Well, I gotta tell you: excitement has not been lacking, as well as daily opportunities to share the love of Jesus that brought us here. Let me share with you one of these stories, the one of Akosua’s baby. I must warn you this is not a happy story, but then again many times they aren’t, and neither is it short, but it is a true one, worthy of reading if you want to have a peak into life in this parts.
Akosua’s baby was my second patient on that Wednesday morning. The baby was hidden by the colorful cloth that wrapped her tiny body, held by the mom. “oye yare, dokta” (she is sick, doctor). This 5 day old baby was barely there and, as I examined her, she had a cardiac arrest on the bed. Angelina (the clinic midwife and only trained nurse in the facility) and I promptly started CPR. As her heart started beating again, a chain reaction in the clinic also started: ward assistants preparing antibiotic injections and IV glucose, someone running down the hill to go call Isaac, the boat driver (since we had no truck or ambulance to take us to a hospital) and the relatives of the mom running to their village to spread the news the baby would be going to the hospital (often times the only way patients can afford the hospital bill is by collecting money from friends and family members). My hands itched for an oxygen tank and a monitor to be hooked to the newborn’s body, but there weren’t either. So, as I prepared to take Akosua and her baby on this adventure, in search for better resources to keep her baby alive and well, I stepped outside the clinic, to the waiting area. There were many patients waiting to see the doctor. Many of them, I knew, had walked many hot and long miles to make it to the clinic that morning. I looked at the lake, down the hill in the distance, I
looked at Akosua’s confused eyes and, taking a deep breath I saw (I am afraid that is the most accurate way to describe, almost for my embarrassment since I don’t believe in examining patients without touching them) a dozen of patients in less than five minutes as I had the nurses write the prescriptions for the ones that could not afford coming back the next day, including the children with history of fever.
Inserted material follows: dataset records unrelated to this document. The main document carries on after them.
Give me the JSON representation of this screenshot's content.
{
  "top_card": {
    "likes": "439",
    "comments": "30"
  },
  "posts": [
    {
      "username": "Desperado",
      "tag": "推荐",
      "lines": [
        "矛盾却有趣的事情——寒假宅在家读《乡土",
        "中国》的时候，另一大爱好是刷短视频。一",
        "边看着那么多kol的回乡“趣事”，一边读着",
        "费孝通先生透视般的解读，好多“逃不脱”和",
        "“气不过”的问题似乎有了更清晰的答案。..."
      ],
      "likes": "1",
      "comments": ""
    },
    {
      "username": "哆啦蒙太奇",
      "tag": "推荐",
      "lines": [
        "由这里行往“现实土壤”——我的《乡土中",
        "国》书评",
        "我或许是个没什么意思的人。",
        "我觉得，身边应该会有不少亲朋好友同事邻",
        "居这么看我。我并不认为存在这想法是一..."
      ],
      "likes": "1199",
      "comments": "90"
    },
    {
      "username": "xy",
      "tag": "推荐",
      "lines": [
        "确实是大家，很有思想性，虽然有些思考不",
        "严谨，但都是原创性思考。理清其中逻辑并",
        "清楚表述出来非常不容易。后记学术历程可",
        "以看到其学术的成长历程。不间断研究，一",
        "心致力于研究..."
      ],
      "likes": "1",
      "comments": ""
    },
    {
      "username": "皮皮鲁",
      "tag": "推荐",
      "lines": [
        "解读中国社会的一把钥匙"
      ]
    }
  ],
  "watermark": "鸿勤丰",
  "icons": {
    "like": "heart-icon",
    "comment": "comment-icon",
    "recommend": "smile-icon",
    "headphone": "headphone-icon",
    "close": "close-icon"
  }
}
The idea to share this story came when I was riding the boat with this preemie newborn in my lap, monitoring him with my eyes and ears. The lake was so beautiful! I looked around and I saw many of the villages by the lakeside, so isolated and almost forgotten. I could not help but wonder how many babies in similar conditions were out there. After 12 minutes, we had crossed the lake to the ‘other side’ - the one with access to good roads, guest houses, cell phone signal and often times the only one tourists get to see. From there, we got a taxi that took us to the nearest hospital (St. Michael’s, a Catholic mission hospital), usually a thirty minute ride from there, but I must say not that day, it wasn’t! The driver mustn’t have seen many CPRs being performed before, because as the baby had the second cardiac arrest I could see his foot against the accelerator, all the way. In that hospital I rushed in as if I was one of their own employees, broke into one of their doctors’ consulting rooms (I politely greeted him and apologized to the patient in front of him, in Twi, which made them smile) and, with the baby in one arm and the IV fluid bag in the other, up high, briefly discussed the newborn’s condition and asked for advice: should I stop here or should I keep going to Kumasi? He gently informed me that all preemies should be referred to the teaching hospital in Kumasi, another thirty to forty minute ride - in a good day, without much traffic, like on Sunday mornings. It wasn’t Sunday morning...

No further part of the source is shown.